Auxiliary Piers on Long-Span Specially Shaped Mixed Steel Structure Main Tower Cable-Stayed Bridge: Research on the Impact on the Dynamic Performance

This study investigates the influence of auxiliary piers on the natural frequency, deformation characteristics, displacements of the related parts, and internal forces of a long-span heterogeneous steel-structured main tower cable-stayed bridge. Taking the Guohe Third Bridge in Anhui Province as an example, the software ANSYS was used to establish a three-dimensional finite element model of a cable-stayed bridge, and the dynamic characteristics of a long-span specially shaped hybrid steel structure main tower cable-stayed bridge with auxiliary piers added to single span and double spans were analysed.
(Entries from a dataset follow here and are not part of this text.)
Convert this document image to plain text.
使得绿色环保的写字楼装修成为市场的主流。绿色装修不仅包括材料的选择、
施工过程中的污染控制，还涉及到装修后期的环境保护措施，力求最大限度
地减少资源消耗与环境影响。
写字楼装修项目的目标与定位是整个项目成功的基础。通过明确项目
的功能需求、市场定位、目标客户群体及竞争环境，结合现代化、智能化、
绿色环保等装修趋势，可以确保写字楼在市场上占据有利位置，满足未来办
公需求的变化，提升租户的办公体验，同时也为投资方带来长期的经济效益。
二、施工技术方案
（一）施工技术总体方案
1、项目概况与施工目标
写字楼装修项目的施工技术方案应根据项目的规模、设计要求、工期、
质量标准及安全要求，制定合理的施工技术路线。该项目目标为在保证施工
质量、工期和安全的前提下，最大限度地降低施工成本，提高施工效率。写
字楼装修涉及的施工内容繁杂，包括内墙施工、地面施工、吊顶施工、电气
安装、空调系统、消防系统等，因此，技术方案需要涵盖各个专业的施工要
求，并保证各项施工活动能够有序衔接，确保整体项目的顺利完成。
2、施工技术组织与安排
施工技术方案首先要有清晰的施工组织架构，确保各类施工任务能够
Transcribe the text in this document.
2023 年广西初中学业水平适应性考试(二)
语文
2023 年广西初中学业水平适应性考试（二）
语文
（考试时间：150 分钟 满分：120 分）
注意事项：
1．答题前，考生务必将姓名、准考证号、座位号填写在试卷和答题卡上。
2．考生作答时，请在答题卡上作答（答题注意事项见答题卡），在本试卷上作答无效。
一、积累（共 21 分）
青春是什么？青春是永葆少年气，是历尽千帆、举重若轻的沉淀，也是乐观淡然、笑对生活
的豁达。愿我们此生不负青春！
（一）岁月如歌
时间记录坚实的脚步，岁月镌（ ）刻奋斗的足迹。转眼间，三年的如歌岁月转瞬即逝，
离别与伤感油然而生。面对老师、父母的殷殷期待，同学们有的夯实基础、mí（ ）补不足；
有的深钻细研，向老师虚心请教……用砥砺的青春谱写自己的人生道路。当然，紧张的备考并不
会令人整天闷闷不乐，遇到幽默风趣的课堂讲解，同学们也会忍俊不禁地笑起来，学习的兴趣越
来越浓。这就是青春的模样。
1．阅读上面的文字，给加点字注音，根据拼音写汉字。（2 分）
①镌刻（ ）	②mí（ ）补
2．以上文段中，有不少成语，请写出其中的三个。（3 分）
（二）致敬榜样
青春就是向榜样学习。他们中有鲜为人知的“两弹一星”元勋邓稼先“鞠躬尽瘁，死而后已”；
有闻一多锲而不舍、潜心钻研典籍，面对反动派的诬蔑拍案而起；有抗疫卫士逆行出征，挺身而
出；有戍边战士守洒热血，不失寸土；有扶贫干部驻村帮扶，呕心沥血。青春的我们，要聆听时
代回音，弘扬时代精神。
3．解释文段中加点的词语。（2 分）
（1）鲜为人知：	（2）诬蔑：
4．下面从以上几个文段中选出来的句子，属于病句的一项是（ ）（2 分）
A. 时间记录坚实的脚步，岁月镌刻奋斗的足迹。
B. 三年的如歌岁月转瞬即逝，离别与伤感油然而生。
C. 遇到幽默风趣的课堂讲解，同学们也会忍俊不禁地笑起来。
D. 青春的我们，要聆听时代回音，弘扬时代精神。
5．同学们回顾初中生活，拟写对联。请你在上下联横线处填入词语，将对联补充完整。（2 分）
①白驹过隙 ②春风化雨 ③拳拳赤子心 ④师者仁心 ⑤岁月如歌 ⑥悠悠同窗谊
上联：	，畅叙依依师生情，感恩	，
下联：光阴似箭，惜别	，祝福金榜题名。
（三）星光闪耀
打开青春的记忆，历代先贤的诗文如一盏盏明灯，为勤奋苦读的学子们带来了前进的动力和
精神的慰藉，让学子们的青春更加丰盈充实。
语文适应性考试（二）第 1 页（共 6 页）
The results show that when one or three pairs of auxiliary piers are added to a single span, the changes in the natural frequency and deformation characteristics are smaller than those when there are no auxiliary piers. When one or three pairs of auxiliary piers are added to each of the two spans, the natural frequency and deformation characteristics are relatively low. Auxiliary piers induce relatively large changes; the changes with 3 pairs of auxiliary piers for a single span is compared with those with 1 pair for a single span, and 3 pairs and 1 pair of auxiliary piers are added to both spans for comparison. The natural vibration frequency and deformation characteristics exhibit relatively small changes; the presence or absence of auxiliary piers and the number of auxiliary piers have a greater influence on the vertical displacement of the main girder and less influence on the vertical displacement of the main tower. An appropriate number of auxiliary piers are beneficial to the seismic resistance of a cable-stayed bridge, and if the number of auxiliary piers is too large, the seismic capacity of the bridge is reduced; it is recommended that a pair of auxiliary piers be added to both spans to optimize the overall dynamic performance of a cable-stayed bridge. This research method can be used on similar cable-stayed bridges to optimize their dynamic characteristics by setting a certain number of auxiliary piers.